これを彼女が知れば、自分を軽蔑することもわかっている。
それでも、あのコンビニの見える位置で彼女を待ち、彼女が近くの駅まで通勤する姿を見送る毎日を止められなかった。
女と出会って二週間が経とうとしている。日雇いの仕事を見つけるよりも、彼女を見送る日々を選んだ男の全財産は、既に500円を切っていた。
今日で彼女を見送るのは最後にして、仕事を探し、少しでも「普通」な生活をしようと心には決めていた。
だが、
「・・・え、」
いつもは駅の階段を颯爽と上がる彼女が階段の手すりに捕まったまま、前屈みになり、そしてゆっくりとうずくまった。
普段からは信じられなかったが、男は思わず女の側に駆け寄っていた。
「あの、大丈夫ですか?」
女の顔を覗き込むと、血の気はなく、眉間に深いシワが寄り、見る見る額から汗が玉のように吹き出てきた。
これはとても大変なことだと、男は思った。
「だ、誰か!誰か救急車を呼んでください!」
生まれて初めて出した大きな声は、もしかしたら大きな声ではなかったかもしれない。それでも顔を赤らめながら、男は叫んだ。男はスマホも携帯電話も持っていなかったため、叫ぶしかなかったのだ。
「誰か!お願いします!誰か!」
大声はいつしか涙声に変わる。
男に支えられていた女性の力が抜けて、一気に重たくなって、男は思わずよろけて女性と共に倒れてしまった。

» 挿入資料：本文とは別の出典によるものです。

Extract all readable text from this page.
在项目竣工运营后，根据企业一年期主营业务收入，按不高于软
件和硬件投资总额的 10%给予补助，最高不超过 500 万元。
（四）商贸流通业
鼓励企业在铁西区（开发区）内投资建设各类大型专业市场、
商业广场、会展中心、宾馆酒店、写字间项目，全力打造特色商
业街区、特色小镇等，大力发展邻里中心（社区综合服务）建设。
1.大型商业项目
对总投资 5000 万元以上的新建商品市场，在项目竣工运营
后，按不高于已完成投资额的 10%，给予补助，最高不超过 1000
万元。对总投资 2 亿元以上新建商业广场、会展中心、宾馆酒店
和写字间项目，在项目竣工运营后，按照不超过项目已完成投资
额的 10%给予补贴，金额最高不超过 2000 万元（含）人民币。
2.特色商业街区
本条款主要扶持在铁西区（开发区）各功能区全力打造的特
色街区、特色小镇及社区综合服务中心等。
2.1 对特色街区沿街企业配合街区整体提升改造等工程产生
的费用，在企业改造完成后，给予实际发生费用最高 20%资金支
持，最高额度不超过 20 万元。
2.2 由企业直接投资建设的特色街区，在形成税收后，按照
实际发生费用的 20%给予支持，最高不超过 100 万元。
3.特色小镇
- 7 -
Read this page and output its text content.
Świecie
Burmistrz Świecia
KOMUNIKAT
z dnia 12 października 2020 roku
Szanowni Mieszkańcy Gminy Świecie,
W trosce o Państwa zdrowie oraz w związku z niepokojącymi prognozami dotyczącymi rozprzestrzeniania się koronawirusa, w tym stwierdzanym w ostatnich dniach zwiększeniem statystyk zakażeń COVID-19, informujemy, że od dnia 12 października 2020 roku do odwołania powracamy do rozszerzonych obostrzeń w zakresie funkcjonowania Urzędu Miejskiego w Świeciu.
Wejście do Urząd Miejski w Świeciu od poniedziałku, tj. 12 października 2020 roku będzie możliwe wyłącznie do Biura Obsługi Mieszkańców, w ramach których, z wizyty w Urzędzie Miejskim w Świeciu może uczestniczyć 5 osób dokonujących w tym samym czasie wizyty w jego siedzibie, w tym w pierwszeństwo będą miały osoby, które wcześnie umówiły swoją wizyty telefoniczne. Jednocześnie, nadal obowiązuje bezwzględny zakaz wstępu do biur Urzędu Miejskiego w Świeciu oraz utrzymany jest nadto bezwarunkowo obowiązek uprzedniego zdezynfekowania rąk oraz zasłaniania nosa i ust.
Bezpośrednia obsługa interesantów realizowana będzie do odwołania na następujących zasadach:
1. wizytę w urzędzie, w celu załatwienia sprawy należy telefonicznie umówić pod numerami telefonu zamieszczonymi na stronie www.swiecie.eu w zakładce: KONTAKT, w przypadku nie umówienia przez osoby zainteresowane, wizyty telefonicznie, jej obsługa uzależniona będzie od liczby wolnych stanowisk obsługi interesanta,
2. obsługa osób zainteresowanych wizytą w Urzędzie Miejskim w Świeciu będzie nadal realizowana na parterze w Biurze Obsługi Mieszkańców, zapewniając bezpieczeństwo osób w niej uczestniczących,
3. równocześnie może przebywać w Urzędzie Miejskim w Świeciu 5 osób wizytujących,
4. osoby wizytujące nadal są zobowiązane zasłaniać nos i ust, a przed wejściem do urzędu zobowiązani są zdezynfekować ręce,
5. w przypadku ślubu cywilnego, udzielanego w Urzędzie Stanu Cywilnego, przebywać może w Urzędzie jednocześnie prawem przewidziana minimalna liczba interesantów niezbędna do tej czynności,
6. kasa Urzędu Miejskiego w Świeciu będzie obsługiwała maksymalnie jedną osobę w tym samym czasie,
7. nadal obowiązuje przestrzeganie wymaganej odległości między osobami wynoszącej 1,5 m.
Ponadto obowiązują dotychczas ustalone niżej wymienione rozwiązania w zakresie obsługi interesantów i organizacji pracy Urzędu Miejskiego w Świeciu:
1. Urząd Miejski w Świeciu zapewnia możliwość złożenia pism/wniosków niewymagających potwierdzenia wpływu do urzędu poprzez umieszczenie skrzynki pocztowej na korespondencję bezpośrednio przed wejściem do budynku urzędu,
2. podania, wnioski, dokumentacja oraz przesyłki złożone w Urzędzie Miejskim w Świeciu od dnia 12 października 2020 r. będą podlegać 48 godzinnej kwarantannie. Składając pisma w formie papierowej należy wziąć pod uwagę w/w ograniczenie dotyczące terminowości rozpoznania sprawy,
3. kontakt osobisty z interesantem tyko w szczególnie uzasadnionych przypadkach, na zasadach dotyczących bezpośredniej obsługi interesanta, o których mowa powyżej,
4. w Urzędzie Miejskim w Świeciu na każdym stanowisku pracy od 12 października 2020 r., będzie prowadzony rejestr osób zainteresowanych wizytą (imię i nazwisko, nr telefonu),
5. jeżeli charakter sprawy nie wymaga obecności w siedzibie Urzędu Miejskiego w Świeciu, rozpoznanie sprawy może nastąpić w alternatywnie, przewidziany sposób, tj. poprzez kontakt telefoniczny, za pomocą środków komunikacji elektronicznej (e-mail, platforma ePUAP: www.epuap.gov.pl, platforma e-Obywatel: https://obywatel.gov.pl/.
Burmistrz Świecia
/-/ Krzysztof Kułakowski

慌てて起き上がり、道行く人に何度も救助を要請するが、身なりの汚い男を見て一様に人の足は遠退いた。
「誰か、」
男の声が掠れかけてきている。その段になってようやく、中年の女性が駆け寄ってきてくれた。
「どうされたの?」
「わかりません、急にうずくまって、それで、」
「救急車は?呼んだ?」
「あ、いえ、その、俺、携帯ないから」
察した中年の女性が鞄からスマホを取り出し、その様を見てようやく、通行人の数名が心配そうに寄ってきた。
男はそっと立ち上がる。
邪魔にならないように少し後退りする。
その間も震えが止まらず、歯がガチガチとうるさい。
やがて救急車が到着すると、女は担架に乗せられた。
安堵も束の間、救急隊員と話していた中年女性が男を指差す。